Pedagang, Kakek, dan Pertanggungjawaban


(Sekarang yang dicetak boarding pass, bukan tiket yang tebal seperti dulu).

Pagi ini berangkat pukul 05.30 WIB dari rumah. Diantar sampai Sentolang, lalu naik len PTG (Pasar Turi-Gresik).

Di dalam len sudah ada seorang ibu-ibu. Sampai Terminal Osowilangon, ada 3 orang laki-laki paruh baya "bakulan" yang naik, nampaknya mereka baru turun dari bus lalu oper len, hendak menuju Pasar Turi.
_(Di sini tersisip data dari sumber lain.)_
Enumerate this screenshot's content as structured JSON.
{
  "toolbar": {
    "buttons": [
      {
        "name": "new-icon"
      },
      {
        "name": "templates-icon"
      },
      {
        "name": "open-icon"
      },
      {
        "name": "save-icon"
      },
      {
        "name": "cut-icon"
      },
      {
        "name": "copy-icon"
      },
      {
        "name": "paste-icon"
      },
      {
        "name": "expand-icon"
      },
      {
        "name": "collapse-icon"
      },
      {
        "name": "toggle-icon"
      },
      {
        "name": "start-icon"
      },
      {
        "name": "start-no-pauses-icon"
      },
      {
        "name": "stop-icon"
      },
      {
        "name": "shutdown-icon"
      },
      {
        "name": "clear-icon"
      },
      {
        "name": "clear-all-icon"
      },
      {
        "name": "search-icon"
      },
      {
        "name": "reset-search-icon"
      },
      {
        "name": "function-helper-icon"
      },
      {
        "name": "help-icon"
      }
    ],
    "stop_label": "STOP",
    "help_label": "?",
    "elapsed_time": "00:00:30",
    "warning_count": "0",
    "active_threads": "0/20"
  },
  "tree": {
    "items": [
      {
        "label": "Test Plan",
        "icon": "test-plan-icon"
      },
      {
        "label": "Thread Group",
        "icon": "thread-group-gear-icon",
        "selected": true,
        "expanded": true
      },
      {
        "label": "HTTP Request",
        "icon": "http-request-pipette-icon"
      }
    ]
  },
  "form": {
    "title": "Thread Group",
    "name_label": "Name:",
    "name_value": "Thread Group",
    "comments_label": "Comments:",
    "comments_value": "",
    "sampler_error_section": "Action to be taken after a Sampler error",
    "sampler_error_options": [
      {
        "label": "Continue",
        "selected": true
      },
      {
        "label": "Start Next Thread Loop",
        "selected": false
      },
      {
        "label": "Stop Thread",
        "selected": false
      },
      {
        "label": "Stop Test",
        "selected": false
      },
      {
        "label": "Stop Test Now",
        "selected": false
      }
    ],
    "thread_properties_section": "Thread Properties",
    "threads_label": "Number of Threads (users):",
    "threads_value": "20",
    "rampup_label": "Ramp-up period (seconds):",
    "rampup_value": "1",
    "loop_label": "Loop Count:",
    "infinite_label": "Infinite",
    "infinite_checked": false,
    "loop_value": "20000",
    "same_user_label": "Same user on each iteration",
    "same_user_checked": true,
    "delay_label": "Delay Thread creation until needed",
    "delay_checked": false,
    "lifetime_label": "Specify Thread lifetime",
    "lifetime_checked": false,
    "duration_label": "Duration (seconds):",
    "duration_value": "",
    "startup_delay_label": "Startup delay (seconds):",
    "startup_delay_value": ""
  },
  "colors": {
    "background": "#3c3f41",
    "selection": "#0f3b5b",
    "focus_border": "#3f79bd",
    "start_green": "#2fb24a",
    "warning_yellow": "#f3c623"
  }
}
Laki-laki pertama dan kedua masing-masing membawa 2 buah keranjang bundar yang biasanya dibawa oleh penjual keliling tahu asin, telur puyuh, permen, dsb. Lelaki yang ketiga berperawakan kecil, ramah, dan 'Jawa banget', membawa 3 buntelan kain, yang 2 di antaranya dapat disambungkan menggunakan kayu, digendong (atau dijinjing?) di atas bahu. Terkadang mereka ngobrol sedikit-sedikit. Sambil berbincang dengan ibu-ibu di len (yang duduk di depanku), sesekali aku mengamati. Mataku berkaca-kaca (aaah melankolis kumat wkwk). Lelaki yang ketiga itu mengingatkanku pada kakek (dari ibu). Lebih tepatnya..... visualisasi yang aku bayangkan sejak kecil tentang kakek.

Aku tidak pernah kenal kakek. Kakek dari ibu meninggal saat aku belum disapih (belum umur 2 tahun), jelas aku tidak ingat. Ibu bilang saat kakek sakit sebelum meninggal, ibu tidak bisa sering menemani beliau karena saat itu aku sedang rewel (aah maafkan aku, Kakek..). Sedangkan kakek dari bapak bahkan sudah meninggal sebelum kakak kedua lahir. Yaah namanya manusia, kadang kalau melihat interaksi kakek dengan cucunya, ada pikiran seperti apa yaa kakek kalau kenal aku. Tapi tidak punya kakek bukan suatu hal untuk disesali, ada banyak anak yang bahkan tidak sempat mengenal ayahnya, atau kedua orang tuanya.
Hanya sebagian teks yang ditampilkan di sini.